The focus, though, is the crypt, which has become a shrine. I had the good fortune (if one may put it that way) to be alone in the crypt for quite some time.
Here, too, one finds displays on the events—photographs and explanations, a bloodstained book belonging to one of the parachutists, a facsimile of the antitank grenade used in the attack, and so forth. Whether the average visitor spends a lot of time reading the "signage," I don't know. I certainly did, but that was not why I was there.
I knew the history, so what I came for was the sense of place. There is something peculiarly moving about having heard and read about a great human drama and then setting foot on the ground where it actually occurred: to see the catacombs, which first housed monks' bones, and then living parachutists, and, as the water level rose, their ammunition; the slit through which parachutists and Gestapo exchanged fire, through which the poison gas drifted and the water flowed; the hole that marked the beginning and end of the desperate search for the secret tunnel that could lead to salvation. It was scarcely less moving to see the many simple tributes from around the world, whether from former allied soldiers or just lovers of freedom and admirers of heroism.
As other visitors joined me in the cool crypt on that warm afternoon, I happened to notice two women speaking English. After some hesitation, I couldn't contain my curiosity and asked them what had brought them to this dark place on such a fine day. They responded that they had never heard of the episode until coming across a brief reference in a tourist map or guidebook, and had been so touched that they wanted to see it for themselves. I filled them in on more of the story. When I mentioned that I was next planning to head to the Army Museum in order to pursue the story, we agreed to go together. The car in which Heydrich was assassinated was no longer on display, but we were able to see the other displays on the war years, and above all, the end of a 2008 special exhibit on the anniversary of the "Mobilization" for war in 1938. After that, we parted ways: they for dinner with friends, I, for the Heydrich assassination monument.

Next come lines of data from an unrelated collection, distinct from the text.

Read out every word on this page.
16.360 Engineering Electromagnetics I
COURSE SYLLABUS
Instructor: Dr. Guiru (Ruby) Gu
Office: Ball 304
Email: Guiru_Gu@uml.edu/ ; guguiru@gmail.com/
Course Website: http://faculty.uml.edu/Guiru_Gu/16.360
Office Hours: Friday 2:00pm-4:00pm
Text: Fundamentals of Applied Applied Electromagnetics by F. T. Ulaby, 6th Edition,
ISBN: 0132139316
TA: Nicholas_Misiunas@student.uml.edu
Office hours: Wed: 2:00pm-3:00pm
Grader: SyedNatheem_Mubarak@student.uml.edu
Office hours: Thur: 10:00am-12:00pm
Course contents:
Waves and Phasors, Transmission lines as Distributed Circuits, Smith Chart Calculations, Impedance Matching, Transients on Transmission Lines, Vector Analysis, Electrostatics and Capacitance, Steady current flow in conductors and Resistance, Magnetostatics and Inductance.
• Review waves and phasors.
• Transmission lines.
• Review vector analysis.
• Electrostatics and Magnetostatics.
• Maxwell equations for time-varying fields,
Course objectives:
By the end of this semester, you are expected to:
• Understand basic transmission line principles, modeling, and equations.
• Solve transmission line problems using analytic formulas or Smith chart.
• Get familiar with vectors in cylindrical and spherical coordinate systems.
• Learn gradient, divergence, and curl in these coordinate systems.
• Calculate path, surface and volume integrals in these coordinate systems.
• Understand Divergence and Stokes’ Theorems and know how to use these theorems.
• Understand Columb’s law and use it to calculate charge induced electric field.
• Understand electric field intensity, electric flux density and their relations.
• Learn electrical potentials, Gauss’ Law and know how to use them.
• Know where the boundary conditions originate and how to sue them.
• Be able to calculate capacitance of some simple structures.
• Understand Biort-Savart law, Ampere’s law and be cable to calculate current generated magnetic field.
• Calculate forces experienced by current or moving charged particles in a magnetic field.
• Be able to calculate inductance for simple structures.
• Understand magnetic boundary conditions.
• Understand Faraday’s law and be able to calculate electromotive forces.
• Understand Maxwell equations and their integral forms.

I was, truth be told, deeply moved to find that the story of the parachutists and the ordeal of the Czech nation during the "Heydrichiade" had so touched people who had not natural personal or intellectual connection to those events of a lifetime ago. I had the sense that I had accomplished something, in several ways, that afternoon.
Postscript: This spring, Radio Prague reports, the site has undergone a complete overhaul. Separation of interpretive and memorial functions is intended to strengthen each:
Colonel Aleš Knížek of the Czech Military Institute was behind the facelift.
“Museum items were removed from the actual crypt itself and placed here in this anteroom. Our aim was to make the crypt more solemn – it will now contain only seven busts of the parachutists who died here in this church. The anteroom maps the Czechoslovak resistance movement, and contains items that they used here in the crypt, as well as in the assassination of Heydrich.”